MAXWELL AIR FORCE, Ala. --
You’re finally getting off work, excited to start your weekend off with a bang by enjoying the night life with a cold drink in your hand. Instead, they’re covered in blood as you’re applying a tourniquet on a man that’s barely holding on to dear life in the middle of a road surrounded by twisted metal, screams and chaos.
For Airman 1st Class Vashon Williams, 42nd Operational Medical Readiness Squadron dental assistant, this was his reality on September 7, 2019, when tragedy struck as when he and a friend encountered a four-car pileup that had injured over a dozen people along Highway 231.
“We hear a lady scream off to the side of the road that, ‘There’s a baby somewhere,’ so we’re just frantically looking for a baby,” Williams said. “I check on a woman screaming on the ground with a fractured leg, getting her name, where she’s from, just calming her down. She didn’t know what just happened. I got a civilian to look after her while I checked the surrounding area. As I’m looking, I overhear someone say, ‘We’ve got to put a tourniquet on this guy!’”
Williams runs over, notices the victim’s left leg is completely severed and quickly wraps a belt around what’s left of it to stop the bleeding.
“As we’re sitting there applying the tourniquet, [the victim] is talking to us because he has no idea what’s going on. As he’s talking, we’re keeping him calm, trying to keep the nerves down, and we’re waiting on paramedics. We examined his other leg that was very damaged, so we decided to apply another tourniquet on that leg, as well.”
Williams recounted that his eyes flared wide open as he applied first aid, filled with adrenaline and concern towards the people he’s tending to.
“After everything was over with, the first thing I did was call my cousin, she’s a medic, and I asked her if I did all the right things,” he said. “I was wondering if I had done proper procedure.”
Fast forward to December 19, its 3 p.m. in the Woods Auditorium on Maxwell Air Force Base, Williams’s eyes flare once again, this time due to standing in front of hundreds of his fellow Airmen for his act of heroism.
Walking alongside Williams on his way to receive his Air Force Achievement Medal is the 42nd OMRS commander, Lt. Col. Scott Corey.
“His training kicked in,” said Corey. “He’s got the baseline for those skillsets and kudos to him for keeping it together in that kind of environment. Not a lot of people might respond that way seeing that kind of trauma. Vashon was at the right place, at the right time, at the right moment and it just goes to show that in life we can be placed in spots that we must act. When going through life, these significant events can occur and I think it’s important to be prepared. We talk about readiness in the military, and I don’t care what AFSC you have, we’ve got to have some basic skills.”

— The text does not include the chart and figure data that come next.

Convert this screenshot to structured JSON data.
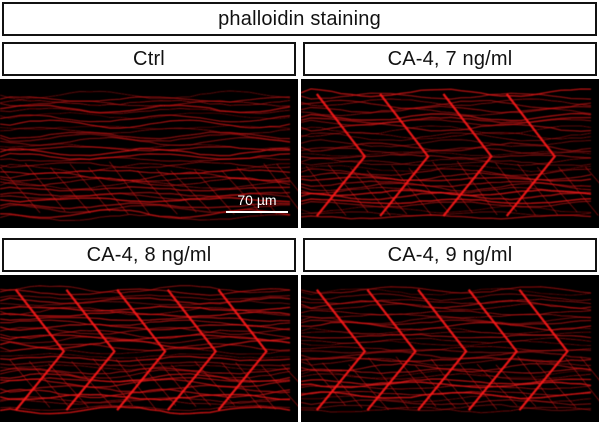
{
  "figure": {
    "title": "phalloidin staining"
  },
  "panels": [
    {
      "id": "ctrl",
      "label": "Ctrl",
      "chevrons": 0
    },
    {
      "id": "ca4-7",
      "label": "CA-4, 7 ng/ml",
      "chevrons": 4
    },
    {
      "id": "ca4-8",
      "label": "CA-4, 8 ng/ml",
      "chevrons": 5
    },
    {
      "id": "ca4-9",
      "label": "CA-4, 9 ng/ml",
      "chevrons": 5
    }
  ],
  "scale_bar": {
    "label": "70 µm"
  },
  "colors": {
    "stain": "#ff1a1a",
    "background": "#000000",
    "label_border": "#111111"
  }
}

Following the ceremony, Williams addressed his feelings.
“If it was me, I would have liked the same thing done for myself, especially if I was lying on the ground not knowing what was going on while missing a leg,” said Williams. “That was the first thing that came to my mind, do unto other what you want done unto you. That’s just the way I grew up, from my grandma’s teachings to my mom’s.”